|I assure you, I'm miserable.|
I've been thinking a lot lately about my career. I finally, for the first time since I was working up in the woods for the Forest Service in high school, have a job I actually like. I get to write all day, which is awesome. I like my boss and the other folks I work with. Trouble is, I'm not making much money doing it, and that's in direct conflict with my goals, namely the one to get the hell outta my parents' basement. So, I've been thinking about stuff I could do that would help me make a bit more cash while not making me wanna set myself on fire and step in front of a moving bus.
That's a taller order than you might think. The local job market doesn't offer much to someone with my skill set. Looking for work around here always makes me miserable and I start daydreaming about the perfect job. More often than not, I'm doing something in my daydreams that I saw someone else doing in the movies. Everybody has a cool job in pop culture, unless the creative team behind the property is using the character's job as part of their critique of society or whatever.

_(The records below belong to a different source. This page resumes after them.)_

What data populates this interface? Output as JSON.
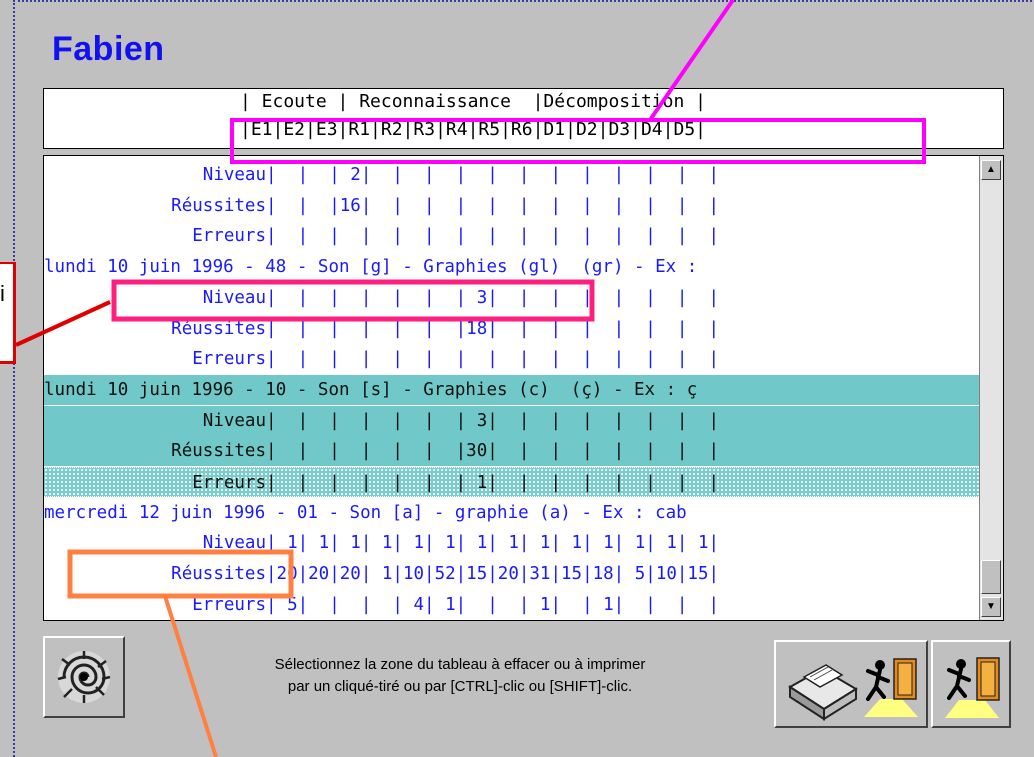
{
  "window": {
    "title": "Fabien"
  },
  "header": {
    "groups_line": "| Ecoute | Reconnaissance  |Décomposition |",
    "columns_line": "|E1|E2|E3|R1|R2|R3|R4|R5|R6|D1|D2|D3|D4|D5|"
  },
  "table": {
    "rows": [
      {
        "label": "Niveau",
        "cells": "|  |  | 2|  |  |  |  |  |  |  |  |  |  |  |"
      },
      {
        "label": "Réussites",
        "cells": "|  |  |16|  |  |  |  |  |  |  |  |  |  |  |"
      },
      {
        "label": "Erreurs",
        "cells": "|  |  |  |  |  |  |  |  |  |  |  |  |  |  |"
      },
      {
        "date": "lundi 10 juin 1996 - 48 - Son [g] - Graphies (gl)  (gr) - Ex : "
      },
      {
        "label": "Niveau",
        "cells": "|  |  |  |  |  |  | 3|  |  |  |  |  |  |  |"
      },
      {
        "label": "Réussites",
        "cells": "|  |  |  |  |  |  |18|  |  |  |  |  |  |  |"
      },
      {
        "label": "Erreurs",
        "cells": "|  |  |  |  |  |  |  |  |  |  |  |  |  |  |"
      },
      {
        "date": "lundi 10 juin 1996 - 10 - Son [s] - Graphies (c)  (ç) - Ex : ç"
      },
      {
        "label": "Niveau",
        "cells": "|  |  |  |  |  |  | 3|  |  |  |  |  |  |  |"
      },
      {
        "label": "Réussites",
        "cells": "|  |  |  |  |  |  |30|  |  |  |  |  |  |  |"
      },
      {
        "label": "Erreurs",
        "cells": "|  |  |  |  |  |  | 1|  |  |  |  |  |  |  |"
      },
      {
        "date": "mercredi 12 juin 1996 - 01 - Son [a] - graphie (a) - Ex : cab"
      },
      {
        "label": "Niveau",
        "cells": "| 1| 1| 1| 1| 1| 1| 1| 1| 1| 1| 1| 1| 1| 1|"
      },
      {
        "label": "Réussites",
        "cells": "|20|20|20| 1|10|52|15|20|31|15|18| 5|10|15|"
      },
      {
        "label": "Erreurs",
        "cells": "| 5|  |  |  | 4| 1|  |  | 1|  | 1|  |  |  |"
      }
    ]
  },
  "scrollbar": {
    "up_glyph": "▲",
    "down_glyph": "▼"
  },
  "footer": {
    "instruction_line1": "Sélectionnez la zone du tableau à effacer ou à imprimer",
    "instruction_line2": "par un cliqué-tiré ou par [CTRL]-clic ou [SHIFT]-clic.",
    "left_button_icon": "vortex-erase-icon",
    "print_exit_button_icon": "printer-exit-icon",
    "exit_button_icon": "exit-door-icon"
  },
  "callouts": {
    "left_label": "i"
  },
  "colors": {
    "title": "#1010f0",
    "row_text": "#1a1aff",
    "selection": "#70c8c8",
    "annotation_magenta": "#ff00ff",
    "annotation_pink": "#ff1f7f",
    "annotation_orange": "#ff8040",
    "annotation_red": "#e00000"
  }
}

Even at that, a lot of jobs people do in pop culture look like they suck. Here's a list of jobs from movies, TV, and comics that they couldn't pay me enough to do. Some of them you've actually seen, and some are jobs that I just know some poor schmuck has to do behind the scenes.
- Buy More employee (from Chuck) - Incompetent, annoying bosses. Plus, working with Jeff and Lester. Plus, selling electronics sucks in and of itself.
- Klokateer at Mordehaus (from Metalocalypse) - A short term of employment is almost guaranteed, cuz these guys die like mayflies.
- Drummer for Spinal Tap (from This is Spinal Tap) - Drumming for a rock band: Good. Dying in some bizarrely grotesque manner: Bad.
- Black Market Kaiju Parts Collector - Something tells me Hannibal Chau doesn't share the wealth. I mean, just look at his shoes. Plus, all that walking around inside giant dead alien beasts? Nasty.
- Working anywhere near Dr. Sheldon Cooper (from The Big Bang Theory) - How has nobody strangled his smarmy, narcissistic ass yet?
- Herald for Galactus (from Marvel comics) - A giant douche in a pink antler hat who's constantly whining about being hungry? Worst. Boss. Ever.
- Screenwriter (from any movie or TV show that features a character that's a screenwriter) - Cuz screenwriters are constantly watching directors, producers, and actors ruin what they write. No wonder they all go nuts and start drinking
- Q (from the 007 movies) - James Bond is always smashing up his shit.
- Inventory worker at Research Technical Institute (from Creature Tech) - Cuz you'd have to spend all day working in a warehouse full of supernatural relics and alien artifacts that are scheming out how to kill you.
- Redshirt (from Star Trek) - See "Klokateer"
- The guy who boxes up Wile E. Coyote's ACME orders (from Looney Toons) - That coyote orders a metric shit ton of stuff from ACME. Must be quite the chore pack it all in those crates. No thanks.
- Sterling Archer's valet (from Archer) - Look how he treats poor Woodhouse. Come to think of it, anyone who has to work within close proximity of Archer looks pretty damn miserable.
- Clerk at the Quick Stop (from Clerks) - That job would be great if it wasn't for the frakking customers. Unfortunately, the customers all seem to be complete nutballs.
- Peter Gibbons' job at Initech (from Office Space) - The bosses suck, the co-workers suck (for the most part), and the job sucks. Let's talk about those TPS reports...
- Alliance Fed (from Firefly) - Because your job sucks if people call you "Purple Belly".
- Any bad guy-assisting scientist (any movie featuring a bad guy-assisting scientist) - Don't these guys know they're gonna wind up dead? Do they not let them watch movies at Bad Guy-Assisting Scientist University?
- Doug Fargo's personal assistant (from Eureka) - Assisting Fargo has to be a never-ending slog of trying to talk Fargo out of doing something stupid then watching him do that something stupid anyway.
- Employee at The Fashionable Male (from Mallrats) - Cuz your boss would be Shannon Hamilton. Also, Fashionable Male is like the least masculine name for a men's store since The Lovely Lad's Emporium.
- Whoever polishes the wood paneling at the X-Mansion (from the X-Men movies) - Cuz every wall in the joint seems to be covered in wood paneling, so it's a never-ending tedium-type thing. Plus, what if Prof. X decides to mess with your mind, convincing you you've missed the same spot over and over and over?...
- Employee at the mall (from The Blues Brothers) - One minute your helping a customer find a stuffed Miss Piggy, the next, you're running for your life as a car chase trashes everything in sight. Plus, I doubt mall employees get hazard pay for incidents like that.
- The guy who oils the joints in Doctor Doom's suit (from Marvel comics) - That just doesn't sound pleasant. Being that close to Doom. Yeah. I'll pass.